The hands went up again. As if that would make any difference.
I ran for him, pinned the snivelling bastard right against the wall.
‘Give me a reason, just one, why I shouldn’t put you down right here and now?’
I watched his eyes widen. I listened, but all I heard was the muffled sounds of a man choking on the business end of a revolver. I stepped back, but kept the sights between his eyes.
‘Speak, Stevie, or forever hold your peace.’
My pulse was ramping, my heart pounding high in my chest. It wasn’t easy to contemplate a killing, even killing a shit-stain like this.
‘You work for Jonny Ladd, don’t you?’ he said.
‘What in the name of Christ makes you think that?’
He licked his lips again, ‘Well, you mentioned Bunny, and he’s been paid.’
‘I see that.’ I tapped the screen of the laptop, ‘You wouldn’t have this otherwise.’
‘Look, I-I know about the other one…’
‘Who? Do you mean Lee Donald? What do you know?’
‘Yes, him. Lee Donald, that’s him.’
‘You know about Ladd and Donnie, then?’
He looked away, seemed to be struggling with his words. ‘I was there, the night he was…murdered.’
It made sense to me that Jonny would want to put the scare on Stevie, especially if he wanted his money back, and more so, if he wanted to find Bunny.
‘You must have had something that Jonny wanted?’
A slow nod. ‘Veitch, er, Bunny, as you call him.’
‘Well, why doesn’t Jonny have him, then? And how are you still walking the streets?’
‘It’s complicated. Bunny went awol after I paid him. Jonny let me pick up the debt.’
‘How much?’
He shrugged. ‘About sixty-grand.’
‘You paid him?’
‘Some. Not all. I was going to make another payment.’

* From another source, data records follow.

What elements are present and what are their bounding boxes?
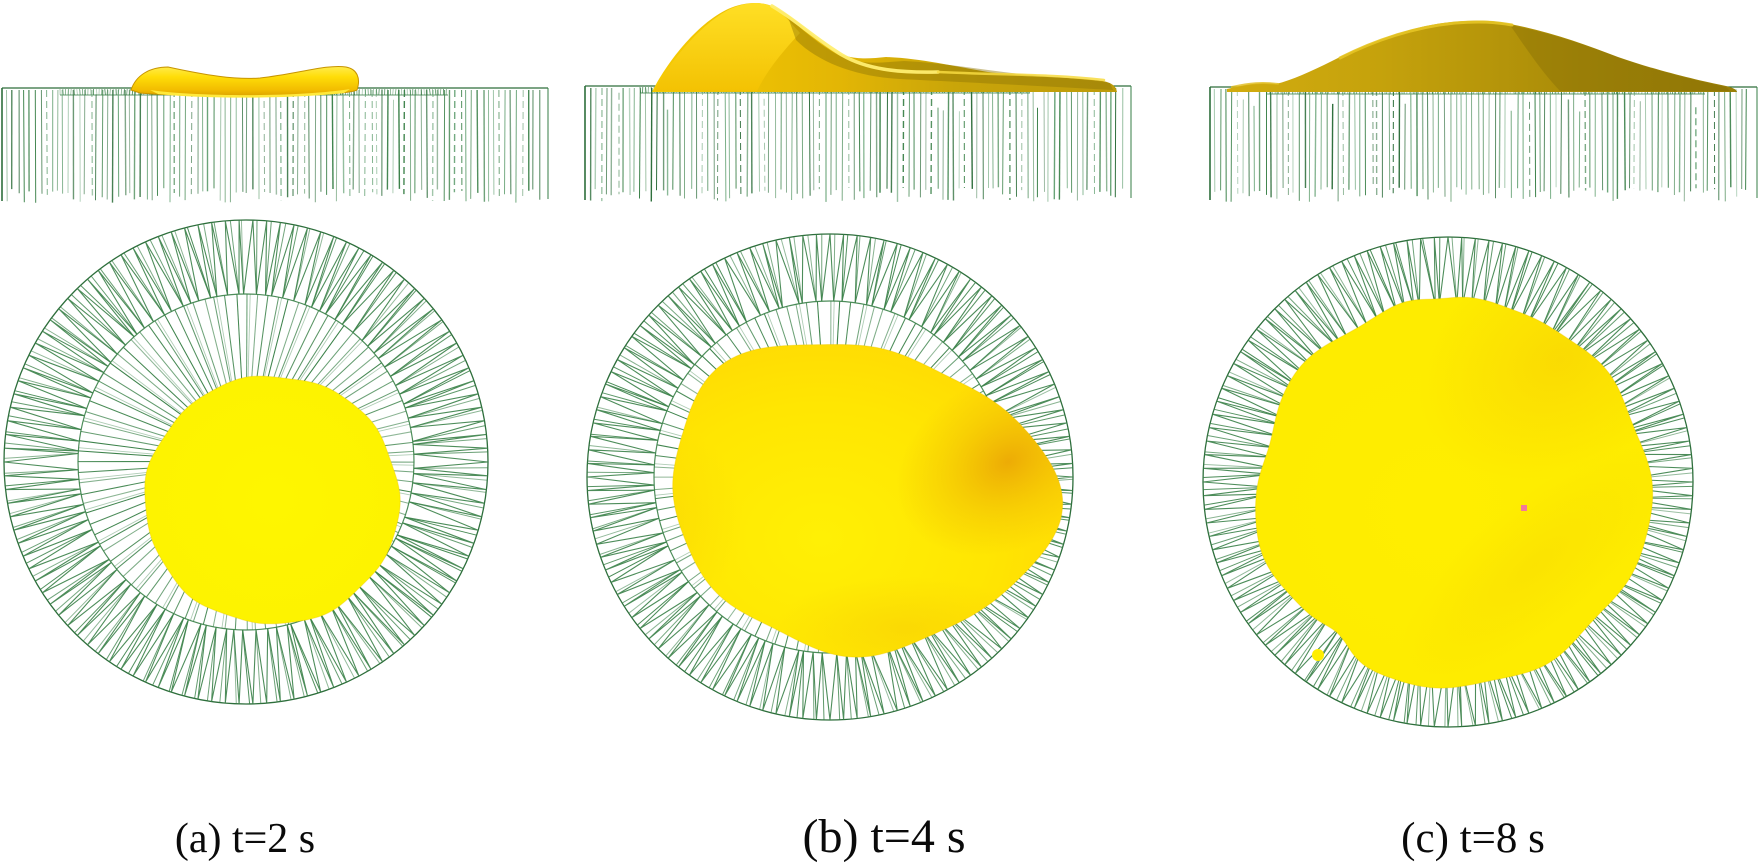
side-view-mesh-b bbox=[584, 85, 1132, 202]
droplet-side-b bbox=[652, 3, 1117, 92]
caption-panel-a: (a) t=2 s bbox=[175, 816, 315, 862]
caption-panel-c: (c) t=8 s bbox=[1401, 815, 1545, 862]
panel-b bbox=[584, 3, 1132, 721]
captions-layer: (a) t=2 s (b) t=4 s (c) t=8 s bbox=[175, 810, 1545, 863]
droplet-top-b bbox=[672, 344, 1064, 658]
detached-yellow-fleck bbox=[1312, 649, 1324, 661]
droplet-side-c bbox=[1227, 20, 1737, 92]
side-view-mesh-c bbox=[1209, 86, 1758, 202]
panels-layer bbox=[1, 3, 1758, 728]
droplet-side-a bbox=[130, 65, 360, 98]
droplet-top-a bbox=[144, 375, 401, 625]
panel-a bbox=[1, 65, 549, 705]
shading-diagonal bbox=[1398, 445, 1653, 685]
shading-dimple bbox=[896, 368, 1063, 556]
pink-marker-dot bbox=[1521, 505, 1527, 511]
caption-panel-b: (b) t=4 s bbox=[802, 810, 965, 863]
shading-left bbox=[672, 425, 743, 615]
panel-c bbox=[1202, 20, 1758, 728]
side-view-mesh-a bbox=[1, 87, 549, 203]
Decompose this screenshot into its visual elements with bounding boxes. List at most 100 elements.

I lowered the shooter, tucked it back in my waistband. My mind was doing loops. I had this fucker here, in front of me, spewing his guts up. But he was no use to me, I’d be as well wasting him and doing the world a favour.
I paced about, looked at the clock on the wall. I grabbed the cash-bags, bundled the lot together, and stuffed it in the poacher’s pocket of my Crombie. ’Well, this might buy me some time. Unfortunately, Stevie pal, time’s ran out for you.’